Pelaku yang sudah diintai petugas tersebut sangat meresahkan para pemilik usaha dan karyawan toko utamanya di wilayah Jawa Timur dan Jawa Tengah.

Pelaku berinisial RR (21), warga Kabupaten Sleman, Daerah Istimewa Yogyakarta, akhirnya berhasil diamankan petugas setelah diketahui melakukan aksinya di puluhan lokasi.

Salah satu aksi pelaku terjadi pada Kamis, 5 Februari 2026, sekitar pukul 16.55 WIB di Toko Barokah Frozen, Desa Walikukun, Kecamatan Widodaren, Kabupaten Ngawi.

Saat itu, pelaku mendatangi toko dan mengaku meminta sumbangan untuk kegiatan turnamen futsal. Untuk meyakinkan korban, pelaku melakukan rekayasa dengan berpura-pura melakukan panggilan telepon kepada seseorang yang seolah-olah merupakan pemilik toko.

Akibat perbuatan curang tersebut, korban mengalami kerugian sebesar Rp. 10.000.000 (sepuluh juta rupiah). Kejadian tersebut kemudian dilaporkan ke polisi dan segera ditindaklanjuti oleh Satreskrim Polres Ngawi.

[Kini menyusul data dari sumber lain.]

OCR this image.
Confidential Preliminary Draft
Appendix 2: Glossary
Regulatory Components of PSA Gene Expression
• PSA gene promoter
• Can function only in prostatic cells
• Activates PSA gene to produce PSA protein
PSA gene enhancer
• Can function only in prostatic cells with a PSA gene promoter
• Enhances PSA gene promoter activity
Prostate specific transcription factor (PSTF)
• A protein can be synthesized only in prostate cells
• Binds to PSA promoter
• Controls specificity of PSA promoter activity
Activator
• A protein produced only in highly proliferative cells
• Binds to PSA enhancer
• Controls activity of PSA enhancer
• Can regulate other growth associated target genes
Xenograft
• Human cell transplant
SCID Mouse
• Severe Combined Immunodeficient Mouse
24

Berkat penyelidikan intensif, pada Rabu, 18 Februari 2026, sekitar pukul 13.00 WIB, petugas berhasil mengamankan pelaku beserta sejumlah barang bukti, di antaranya satu unit sepeda motor Honda Vario 125 warna hitam, helm warna hitam berkaca, mantel hujan, satu unit handphone iPhone XR, serta tujuh potong kostum tari yang digunakan untuk mendukung aksinya.

Dari hasil pemeriksaan, pelaku mengakui telah melakukan perbuatan curang serupa di 76 tempat kejadian perkara (TKP) yang tersebar di 13 kota/kabupaten di wilayah Jawa Timur dan Jawa Tengah. 

Di wilayah Kabupaten Ngawi sendiri, pelaku tercatat melakukan aksinya di tujuh lokasi berbeda dengan total kerugian mencapai puluhan juta rupiah.

Secara keseluruhan, hasil kejahatan yang diperoleh pelaku dari 76 TKP, mencapai Rp174.500.000 (seratus tujuh puluh empat juta lima ratus ribu rupiah).

Kapolres Ngawi AKBP Prayoga Angga Widyatama, menegaskan bahwa pengungkapan kasus ini merupakan bentuk komitmen Polres Ngawi dalam memberikan perlindungan kepada masyarakat serta menindak tegas setiap bentuk tindak pidana.

“Pengungkapan kasus tindak pidana perbuatan penipuan ini merupakan bentuk respons cepat dan kerja profesional anggota Polres Ngawi dalam menindaklanjuti laporan masyarakat." kata AKBP Prayoga Annga Widyatama saat per rilis di Mapolres Ngawi, Sabtu (21/2/2026).

"Pelaku diketahui telah melakukan aksinya di puluhan lokasi di wilayah Jawa Timur dan Jawa Tengah dengan modus meminta sumbangan secara fiktif,” ujar Yoga dihadapan awak media didampingi Wakapolres Ngawi Kompol Rizki Santoso, dan Kasat Reskrim AKP Aris Gunadi

Kapolres menambahkan, pihaknya akan terus meningkatkan upaya penegakan hukum guna memberikan rasa aman kepada masyarakat.

“Polres Ngawi berkomitmen untuk terus meningkatkan upaya penegakan hukum dan perlindungan kepada masyarakat demi menciptakan situasi kamtibmas yang aman dan kondusif,” tegasnya.

Saat ini, pelaku telah diamankan di Polres Ngawi untuk menjalani proses penyidikan lebih lanjut. Atas perbuatannya, pelaku dijerat dengan Pasal 492 KUHP tentang tindak pidana perbuatan curang dengan ancaman pidana penjara maksimal 4 tahun.

Pengungkapan ini sekaligus menjadi imbauan kepada masyarakat dan para pelaku usaha agar lebih waspada terhadap modus penipuan atau perbuatan curang yang mengatasnamakan kegiatan tertentu, serta segera melaporkan kepada pihak kepolisian apabila menemukan hal mencurigakan.